Un abismo fiscal de discordia

Las negociaciones en torno al presupuesto de Estados Unidos estuvieron sumidas en la discordia, y se aumentó cada vez más la alarma en el Congreso de que no se pueda llegar a un acuerdo antes de Navidad. Esto ha hecho que las negociaciones se alarguen casi hasta la fecha límite del fin de año.

Durante las ruedas de prensa en Washington, John Boehner, vocero republicano de la Cámara de Representantes, y Harry Reid, líder de la mayoría Demócrata, intercambiaron ataques y se acusaron entre sí de haber prevenido un avance. Aquello generó un tono y una imagen negativos sobre los prospectos de un acuerdo.

Tan sólo quedan 18 días antes de que Estados Unidos sienta el impacto del precipicio fiscal: un aumento automático de los impuestos y recortes de gasto que amenazan con llevar a la recesión a la economía más grande del mundo.

Boehner dejó claro que seguía oponiéndose a la principal exigencia de Obama, de aumentar los impuestos de los estadounidenses más ricos, y dijo que la responsabilidad de presentar recortes detallados al gasto para desatascar las conversaciones caía sobre la Casa Blanca.

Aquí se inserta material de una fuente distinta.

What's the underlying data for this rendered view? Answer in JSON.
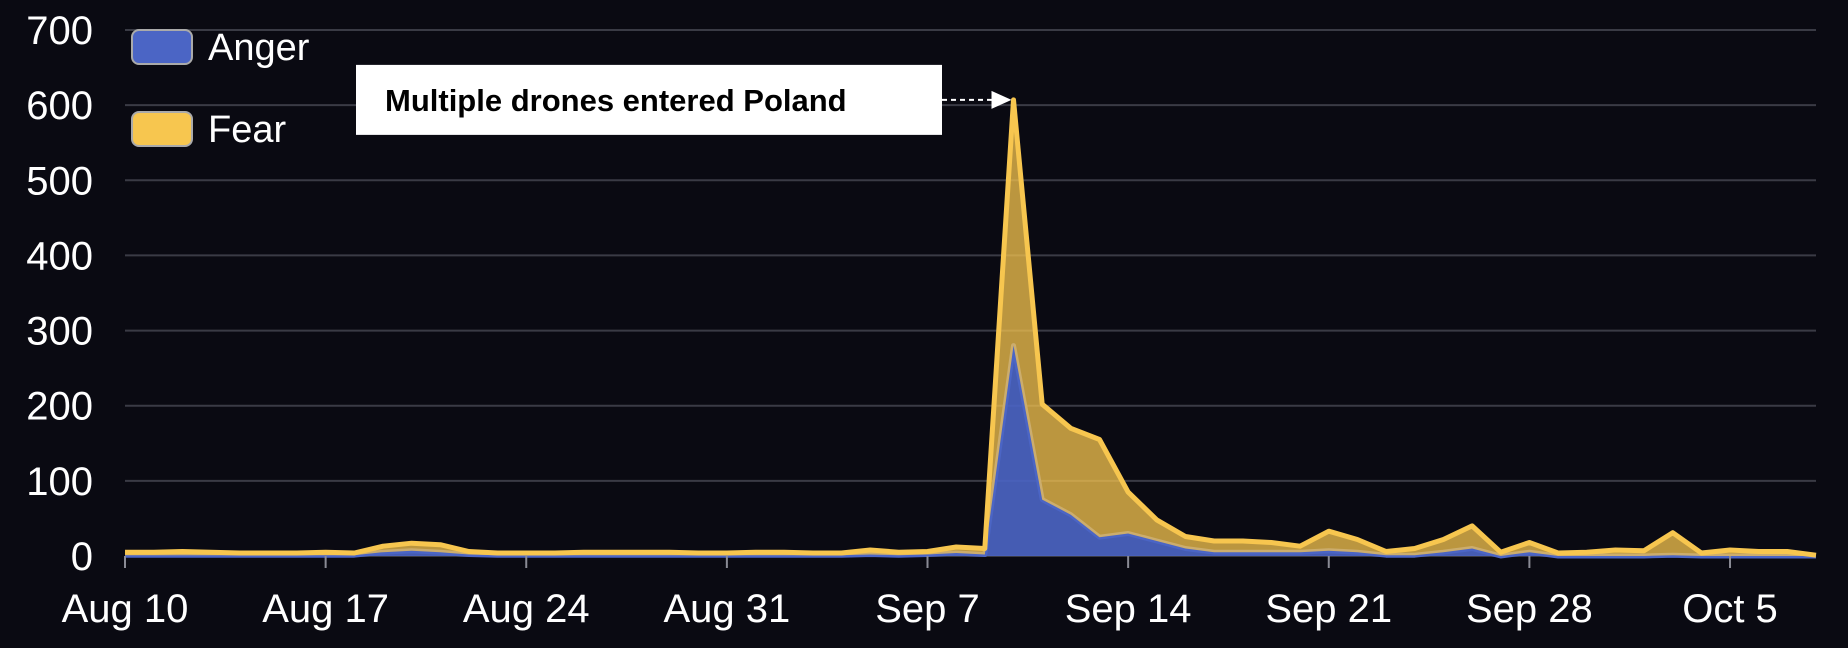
{
  "chart_data": {
    "type": "area",
    "stacked": true,
    "title": "",
    "xlabel": "",
    "ylabel": "",
    "ylim": [
      0,
      700
    ],
    "yticks": [
      0,
      100,
      200,
      300,
      400,
      500,
      600,
      700
    ],
    "grid": true,
    "legend_position": "top-left",
    "xtick_labels": [
      "Aug 10",
      "Aug 17",
      "Aug 24",
      "Aug 31",
      "Sep 7",
      "Sep 14",
      "Sep 21",
      "Sep 28",
      "Oct 5"
    ],
    "x": [
      "2025-08-10",
      "2025-08-11",
      "2025-08-12",
      "2025-08-13",
      "2025-08-14",
      "2025-08-15",
      "2025-08-16",
      "2025-08-17",
      "2025-08-18",
      "2025-08-19",
      "2025-08-20",
      "2025-08-21",
      "2025-08-22",
      "2025-08-23",
      "2025-08-24",
      "2025-08-25",
      "2025-08-26",
      "2025-08-27",
      "2025-08-28",
      "2025-08-29",
      "2025-08-30",
      "2025-08-31",
      "2025-09-01",
      "2025-09-02",
      "2025-09-03",
      "2025-09-04",
      "2025-09-05",
      "2025-09-06",
      "2025-09-07",
      "2025-09-08",
      "2025-09-09",
      "2025-09-10",
      "2025-09-11",
      "2025-09-12",
      "2025-09-13",
      "2025-09-14",
      "2025-09-15",
      "2025-09-16",
      "2025-09-17",
      "2025-09-18",
      "2025-09-19",
      "2025-09-20",
      "2025-09-21",
      "2025-09-22",
      "2025-09-23",
      "2025-09-24",
      "2025-09-25",
      "2025-09-26",
      "2025-09-27",
      "2025-09-28",
      "2025-09-29",
      "2025-09-30",
      "2025-10-01",
      "2025-10-02",
      "2025-10-03",
      "2025-10-04",
      "2025-10-05",
      "2025-10-06",
      "2025-10-07",
      "2025-10-08"
    ],
    "series": [
      {
        "name": "Anger",
        "color": "#4b65c5",
        "values": [
          1,
          1,
          1,
          1,
          1,
          1,
          1,
          1,
          1,
          5,
          7,
          5,
          2,
          1,
          1,
          1,
          1,
          1,
          1,
          1,
          1,
          1,
          1,
          1,
          1,
          1,
          2,
          1,
          2,
          4,
          2,
          280,
          75,
          55,
          25,
          30,
          20,
          10,
          5,
          5,
          5,
          5,
          7,
          5,
          1,
          1,
          5,
          10,
          0,
          5,
          0,
          0,
          0,
          0,
          1,
          0,
          0,
          0,
          0,
          0
        ]
      },
      {
        "name": "Fear",
        "color": "#f7c64f",
        "values": [
          4,
          4,
          5,
          4,
          3,
          3,
          3,
          4,
          3,
          8,
          10,
          10,
          4,
          3,
          3,
          3,
          4,
          4,
          4,
          4,
          3,
          3,
          4,
          4,
          3,
          3,
          6,
          4,
          4,
          8,
          8,
          327,
          127,
          115,
          130,
          55,
          28,
          16,
          15,
          15,
          13,
          8,
          26,
          17,
          5,
          9,
          17,
          30,
          5,
          13,
          4,
          5,
          8,
          7,
          30,
          4,
          8,
          6,
          6,
          1
        ]
      }
    ],
    "annotations": [
      {
        "text": "Multiple drones entered Poland",
        "x": "2025-09-10",
        "y": 607
      }
    ]
  }
}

“El presidente quiere hacer creer que el gasto no es el problema, y por eso no hemos llegado a un acuerdo”, dijo Boehner, y luego añadió que la Casa Blanca “parece estar dispuesta a desacelerar cualquier acuerdo y llevar a nuestra economía directo hacia el precipicio fiscal”.

Los Demócratas y la Casa Blanca han señalado que las discusiones no pueden progresar hasta que los Republicanos acuerden aumentar los impuestos sobre los más ricos, que es uno de los principales mensajes que envió Obama durante la campaña para su reelección.

Las encuestas entre el público arrojan que los estadounidenses apoyan el aumento de los impuestos para los ricos, lo cual les da una palanca importante para sus negociaciones. Sin embargo, aunque un Boehner firme está sometido a presión por parte de los Republicanos, en particular los del Senado, para que ceda, él también debe lidiar con los miembros conservadores más tradicionales, que se resisten profundamente a ceder cualquier terreno.

“Estamos en una situación de tablas. Nosotros decimos impuestos, ellos dicen recortes”, dijo uno de los Demócratas del Senado cercano a las conversaciones. “Ellos deben pestañear antes. Si cedieran en el tema de los impuestos, desencadenarían una serie de intercambios que llevarían a un acuerdo en cuestión de días”.

Pero el asesor lanzó la advertencia de que los Demócratas “no vamos a ofrecerles recortes de antemano”, porque se sienten “políticamente muy cómodos en la posición que tenemos”.

“Estamos 100 por ciento seguros de que ellos tendrán que llevar el peso político” si los Estados Unidos llegan al abismo, dijo el asesor Demócrata.